Converting Time Zones from a String to UTC (JODA TIME)

Mr. Octodood :

I have a stored UTC timestamp in the database. When I retrieve that UTC timestamp I cast it into a String. I want to take that UTC Timestamp String and convert it to the device's local time using Joda Time. Anyone who could possibly help out with this. It would be very appreciated! Here is what I am doing right now:

                String date = ""+ds.child("datecreated").getValue();

                DateTimeFormatter formatter = DateTimeFormat.forPattern("yyyy-MM-dd'T'HH:mm:ss.SSSZ");

                DateTime dt = formatter.parseDateTime(date);

                DateTime dt2 = new DateTime(dt).toDateTime(DateTimeZone.getDefault());

                String personalDate = dt2.toString();

                dateTV.setText(personalDate);

                System.out.println("THIS IS THE FIRST TIME: " + dt + "THIS IS THE SECOND TIME: " + dt2); 

The problem is is that it is giving me the exact same time when I convert it to my local time, which it shouldn't be doing since it is being stored in UTC and I am converting to Eastern Standard Time which is my phone's default.

Ole V.V. :

To show that Andreas in the comment has hit the nail right on: I ran the following snippet in America/Coral_Harbour time zone (since I didn’t know your exact time zone, Eastern Standard Time is used in several (though fewer after 8 March when Eastern Daylight Time began)).

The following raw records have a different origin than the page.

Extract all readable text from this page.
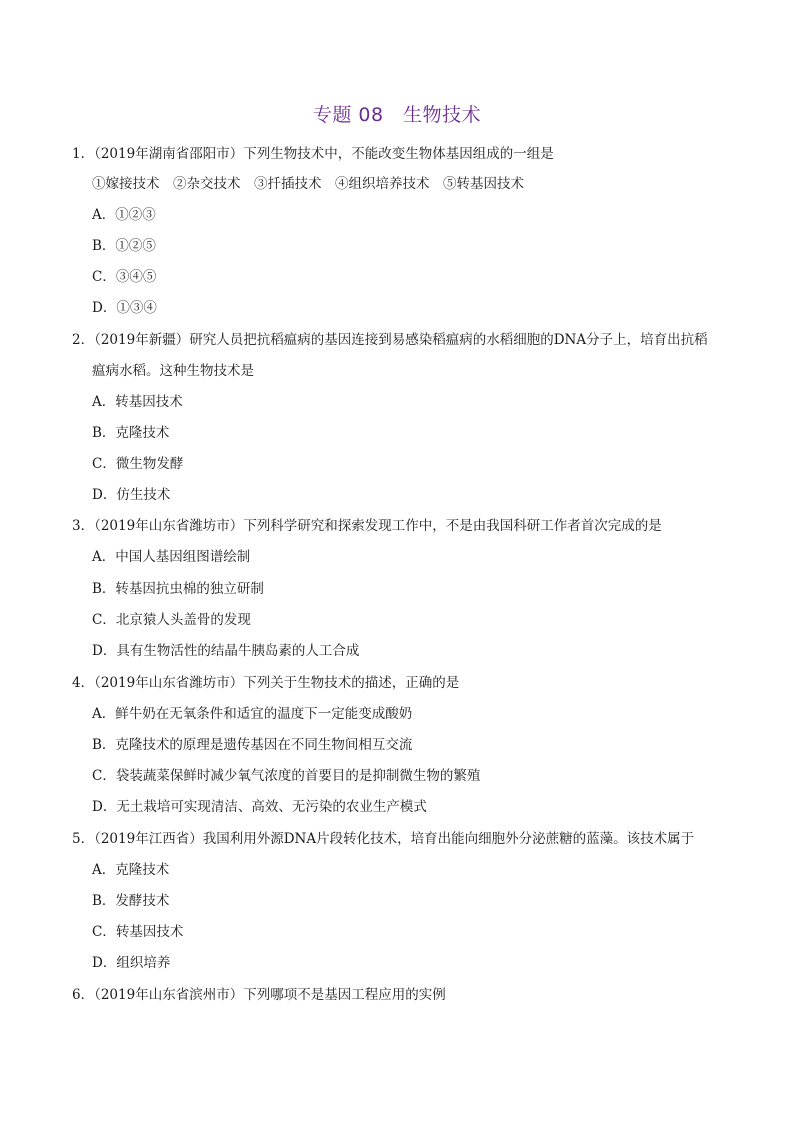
专题 08　生物技术
1．（2019年湖南省邵阳市）下列生物技术中，不能改变生物体基因组成的一组是
①嫁接技术　②杂交技术　③扦插技术　④组织培养技术　⑤转基因技术
A．①②③
B．①②⑤
C．③④⑤
D．①③④
2．（2019年新疆）研究人员把抗稻瘟病的基因连接到易感染稻瘟病的水稻细胞的DNA分子上，培育出抗稻
瘟病水稻。这种生物技术是
A．转基因技术
B．克隆技术
C．微生物发酵
D．仿生技术
3．（2019年山东省潍坊市）下列科学研究和探索发现工作中，不是由我国科研工作者首次完成的是
A．中国人基因组图谱绘制
B．转基因抗虫棉的独立研制
C．北京猿人头盖骨的发现
D．具有生物活性的结晶牛胰岛素的人工合成
4．（2019年山东省潍坊市）下列关于生物技术的描述，正确的是
A．鲜牛奶在无氧条件和适宜的温度下一定能变成酸奶
B．克隆技术的原理是遗传基因在不同生物间相互交流
C．袋装蔬菜保鲜时减少氧气浓度的首要目的是抑制微生物的繁殖
D．无土栽培可实现清洁、高效、无污染的农业生产模式
5．（2019年江西省）我国利用外源DNA片段转化技术，培育出能向细胞外分泌蔗糖的蓝藻。该技术属于
A．克隆技术
B．发酵技术
C．转基因技术
D．组织培养
6．（2019年山东省滨州市）下列哪项不是基因工程应用的实例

    String date = "2020-03-12T01:23:45.678+0000";

    System.out.println("This is the string:      " + date); 

    DateTime dt = new DateTime(date);
    DateTime dt2 = new DateTime(dt).toDateTime(DateTimeZone.getDefault());

    System.out.println("This is the first time:  " + dt); 
    System.out.println("This is the second time: " + dt2); 

Output is:

This is the string:      2020-03-12T01:23:45.678+0000
This is the first time:  2020-03-11T20:23:45.678-05:00
This is the second time: 2020-03-11T20:23:45.678-05:00

Compare the first two lines and notice that the conversion from UTC to EST has already happened when parsing the string.

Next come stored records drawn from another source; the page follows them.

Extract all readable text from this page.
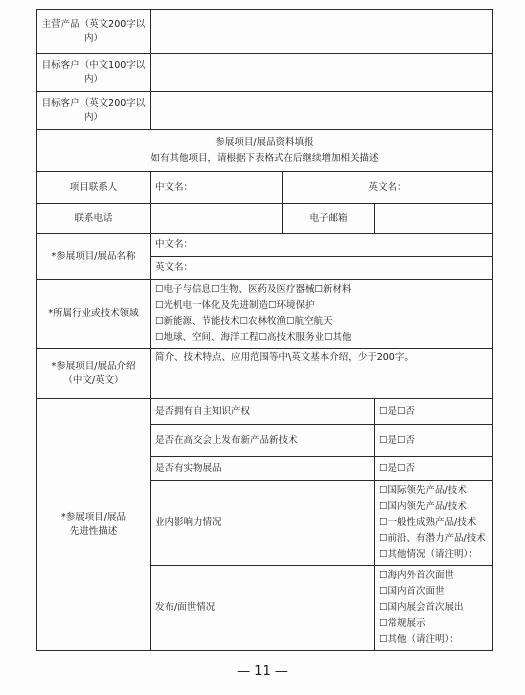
主营产品（英文200字以内）			
目标客户（中文100字以内）			
目标客户（英文200字以内）			

参展项目/展品资料填报
如有其他项目，请根据下表格式在后继续增加相关描述			

项目联系人	中文名：	英文名：	
联系电话		电子邮箱	
*参展项目/展品名称	中文名：		
	英文名：		
*所属行业或技术领域	☐电子与信息☐生物、医药及医疗器械☐新材料
☐光机电一体化及先进制造☐环境保护
☐新能源、节能技术☐农林牧渔☐航空航天
☐地球、空间、海洋工程☐高技术服务业☐其他		

*参展项目/展品介绍
（中文/英文）	简介、技术特点、应用范围等中\英文基本介绍，少于200字。		

*参展项目/展品
先进性描述	是否拥有自主知识产权		☐是☐否
	是否在高交会上发布新产品新技术		☐是☐否
	是否有实物展品		☐是☐否
	业内影响力情况		☐国际领先产品/技术
☐国内领先产品/技术
☐一般性成熟产品/技术
☐前沿、有潜力产品/技术
☐其他情况（请注明）：

	发布/面世情况		☐海内外首次面世
☐国内首次面世
☐国内展会首次展出
☐常规展示
☐其他（请注明）：
— 11 —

As an aside, since your string is in ISO 8601 format, you don’t need to specify any formatter for parsing it. The DateTime(Object) constructor accepts it. But the same conversion happened in your parsing.

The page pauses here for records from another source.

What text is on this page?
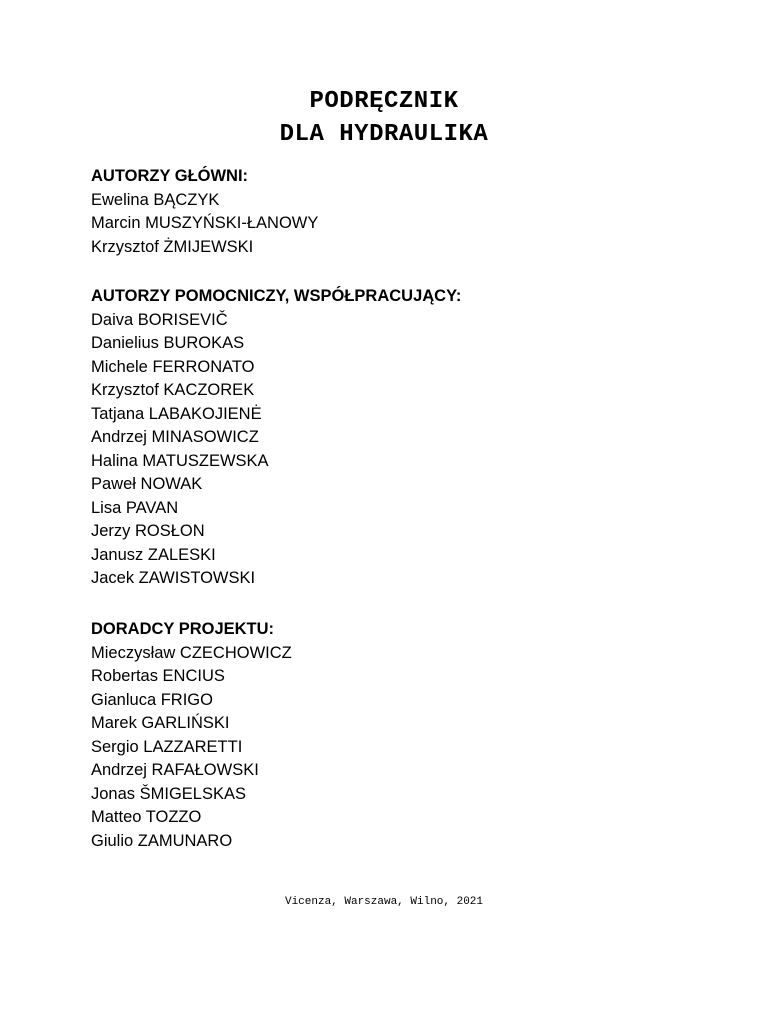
PODRĘCZNIK
DLA HYDRAULIKA
AUTORZY GŁÓWNI:
Ewelina BĄCZYK
Marcin MUSZYŃSKI-ŁANOWY
Krzysztof ŻMIJEWSKI
AUTORZY POMOCNICZY, WSPÓŁPRACUJĄCY:
Daiva BORISEVIČ
Danielius BUROKAS
Michele FERRONATO
Krzysztof KACZOREK
Tatjana LABAKOJIENĖ
Andrzej MINASOWICZ
Halina MATUSZEWSKA
Paweł NOWAK
Lisa PAVAN
Jerzy ROSŁON
Janusz ZALESKI
Jacek ZAWISTOWSKI
DORADCY PROJEKTU:
Mieczysław CZECHOWICZ
Robertas ENCIUS
Gianluca FRIGO
Marek GARLIŃSKI
Sergio LAZZARETTI
Andrzej RAFAŁOWSKI
Jonas ŠMIGELSKAS
Matteo TOZZO
Giulio ZAMUNARO
Vicenza, Warszawa, Wilno, 2021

What happened in your code?

Repeating the quote from Andreas’ comment:

If the withOffsetParsed() has been called, then the resulting DateTime will have a fixed offset based on the parsed time zone. Otherwise the resulting DateTime will have the zone of this formatter, but the parsed zone may have caused the time to be adjusted.

So your formatter has the default time zone of your device, and therefore also the DateTime object that you get from parsing.

So when creating dt2 you were converting from Eastern Standard Time to Eastern Standard Time and therefore got the same date-time again.